= Cymreigyddion Society =

18th–19th-century Welsh society in London

The Cymreigyddion Society (Cymdeithas y Cymreigyddion) was a London-based Welsh social, cultural and debating society, which existed from 1794 or 1795 until about 1855.

==History==
The Cymreigyddion Society was stated in later accounts to have been founded in 1795, although a reference to a meeting on 19 November 1794 suggests that it may have assembled informally at a slightly earlier date. It was established by a group of twelve expatriate Welshmen resident in London, most if not all of whom were members of the existing Gwyneddigion Society (founded 1770), and who included Jac Glan-y-gors (John Jones). At a slightly later date Iolo Morganwg (Edward Williams) was also a member.

The last record of the Society's existence, when it was clearly barely surviving, is from 1855. It had disappeared by 1858.

==Activities==
The Society's Rules appear to have been settled in 1797, printed in 1798, and revised in 1810 and 1827. Meetings were held regularly on Thursday evenings, and mainly consisted of debates which, in the early days, seems to have been what distinguished the Cymreigyddion from the Gwyneddigion, among whom debating had fallen into abeyance. Other activities included a strong social element and the dispensing of charity. Proceedings were held in both Welsh and English, and one of the Society's objects was the teaching of English to Welsh newcomers to London. In its later years it held lectures and organised eisteddfodau, and seems to have acquired a radical political character.

The Society was (like the Gwyneddigion) anti-Methodist, and revelled in the disgrace of the preacher Edward "Ginshop" Jones, who was sued in a breach of promise case in 1801. It published a 24-page booklet containing the texts of Jones's love-letters, which had been read out in court, and a ribald ballad about the affair by Glan-y-gors.

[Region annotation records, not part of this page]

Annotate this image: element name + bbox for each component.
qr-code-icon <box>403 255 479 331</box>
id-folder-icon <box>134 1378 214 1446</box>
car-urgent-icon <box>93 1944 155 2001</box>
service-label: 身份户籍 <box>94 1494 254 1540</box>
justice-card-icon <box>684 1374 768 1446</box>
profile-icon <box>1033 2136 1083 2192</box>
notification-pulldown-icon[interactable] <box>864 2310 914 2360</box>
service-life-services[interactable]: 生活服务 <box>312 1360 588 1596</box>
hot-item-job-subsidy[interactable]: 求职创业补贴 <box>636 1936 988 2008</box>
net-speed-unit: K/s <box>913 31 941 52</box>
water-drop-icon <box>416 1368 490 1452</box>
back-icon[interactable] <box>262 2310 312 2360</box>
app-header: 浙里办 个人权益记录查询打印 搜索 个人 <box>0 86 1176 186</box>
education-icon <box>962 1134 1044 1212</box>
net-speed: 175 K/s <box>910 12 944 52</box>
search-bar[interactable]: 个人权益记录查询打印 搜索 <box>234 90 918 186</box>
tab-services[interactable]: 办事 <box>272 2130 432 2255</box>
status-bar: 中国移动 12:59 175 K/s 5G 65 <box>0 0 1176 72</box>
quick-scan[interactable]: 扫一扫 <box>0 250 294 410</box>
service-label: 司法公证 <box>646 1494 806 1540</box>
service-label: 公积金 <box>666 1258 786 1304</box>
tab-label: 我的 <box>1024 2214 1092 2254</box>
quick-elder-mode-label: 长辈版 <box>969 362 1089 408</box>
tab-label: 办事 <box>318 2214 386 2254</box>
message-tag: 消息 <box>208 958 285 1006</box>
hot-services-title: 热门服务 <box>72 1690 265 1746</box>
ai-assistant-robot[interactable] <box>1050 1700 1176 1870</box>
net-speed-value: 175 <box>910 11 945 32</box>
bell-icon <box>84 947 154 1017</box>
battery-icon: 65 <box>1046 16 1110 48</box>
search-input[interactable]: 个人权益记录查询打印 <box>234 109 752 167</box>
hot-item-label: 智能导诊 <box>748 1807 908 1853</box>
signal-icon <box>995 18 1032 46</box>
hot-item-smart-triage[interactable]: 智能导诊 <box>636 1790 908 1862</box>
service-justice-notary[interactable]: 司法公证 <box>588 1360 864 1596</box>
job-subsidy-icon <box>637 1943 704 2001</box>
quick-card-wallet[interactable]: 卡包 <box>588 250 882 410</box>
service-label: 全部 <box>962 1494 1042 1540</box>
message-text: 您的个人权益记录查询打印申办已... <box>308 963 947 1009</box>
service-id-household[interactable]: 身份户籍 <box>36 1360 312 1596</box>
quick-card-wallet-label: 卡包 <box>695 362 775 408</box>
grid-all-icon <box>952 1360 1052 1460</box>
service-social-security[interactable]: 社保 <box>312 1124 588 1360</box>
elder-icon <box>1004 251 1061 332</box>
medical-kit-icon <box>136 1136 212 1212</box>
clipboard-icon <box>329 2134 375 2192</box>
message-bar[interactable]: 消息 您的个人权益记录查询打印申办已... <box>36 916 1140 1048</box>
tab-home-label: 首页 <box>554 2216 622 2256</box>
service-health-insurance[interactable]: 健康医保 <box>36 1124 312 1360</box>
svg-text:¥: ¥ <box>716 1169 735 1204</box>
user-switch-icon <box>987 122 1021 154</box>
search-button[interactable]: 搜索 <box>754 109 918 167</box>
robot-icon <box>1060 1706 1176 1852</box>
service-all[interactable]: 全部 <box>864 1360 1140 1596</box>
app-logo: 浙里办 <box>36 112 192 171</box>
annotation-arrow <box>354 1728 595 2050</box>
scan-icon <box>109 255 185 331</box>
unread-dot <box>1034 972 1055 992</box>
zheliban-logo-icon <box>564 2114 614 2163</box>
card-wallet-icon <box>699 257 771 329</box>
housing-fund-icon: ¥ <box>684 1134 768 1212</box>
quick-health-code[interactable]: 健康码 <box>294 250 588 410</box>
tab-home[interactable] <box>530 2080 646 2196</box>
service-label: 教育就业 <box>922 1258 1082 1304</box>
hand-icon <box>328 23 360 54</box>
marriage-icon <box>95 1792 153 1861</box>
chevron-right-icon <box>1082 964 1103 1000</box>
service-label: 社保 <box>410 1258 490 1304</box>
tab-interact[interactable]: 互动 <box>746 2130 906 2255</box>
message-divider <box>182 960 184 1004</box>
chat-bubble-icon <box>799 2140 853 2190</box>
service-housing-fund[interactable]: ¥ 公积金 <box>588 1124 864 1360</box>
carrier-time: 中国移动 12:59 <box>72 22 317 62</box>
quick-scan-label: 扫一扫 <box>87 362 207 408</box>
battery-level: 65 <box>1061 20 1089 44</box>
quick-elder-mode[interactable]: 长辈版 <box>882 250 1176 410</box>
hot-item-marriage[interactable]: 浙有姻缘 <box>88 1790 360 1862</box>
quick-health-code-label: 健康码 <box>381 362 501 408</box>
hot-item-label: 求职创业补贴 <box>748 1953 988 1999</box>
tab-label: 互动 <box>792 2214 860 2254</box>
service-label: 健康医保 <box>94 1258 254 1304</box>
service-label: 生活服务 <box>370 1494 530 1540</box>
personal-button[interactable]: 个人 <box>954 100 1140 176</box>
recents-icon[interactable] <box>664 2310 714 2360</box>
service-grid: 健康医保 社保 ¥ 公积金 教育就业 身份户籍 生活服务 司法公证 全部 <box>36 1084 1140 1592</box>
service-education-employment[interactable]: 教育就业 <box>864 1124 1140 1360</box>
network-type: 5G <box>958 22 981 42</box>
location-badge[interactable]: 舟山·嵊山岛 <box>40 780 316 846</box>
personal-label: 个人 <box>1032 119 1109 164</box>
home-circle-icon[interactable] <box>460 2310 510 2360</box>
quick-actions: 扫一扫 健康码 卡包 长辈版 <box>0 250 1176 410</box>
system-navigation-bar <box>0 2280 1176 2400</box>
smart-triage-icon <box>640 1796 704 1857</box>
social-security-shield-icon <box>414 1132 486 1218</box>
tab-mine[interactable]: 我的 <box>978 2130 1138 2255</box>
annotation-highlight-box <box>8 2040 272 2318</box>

The Cymreigyddion always seems to have been a more "democratic" body than the Gwyneddigion, and in the early 19th century, as the Gwyneddigion fell into decline, the Cymreigyddion to some extent took over the membership of the older society.

==Legacy==
The name Cymreigyddion was adopted by several literary and cultural societies in Wales itself in the early part of the 19th century, probably in conscious imitation of the London society. The Cymreigyddion y Fenni of Abergavenny, which was founded in 1833, is still in existence.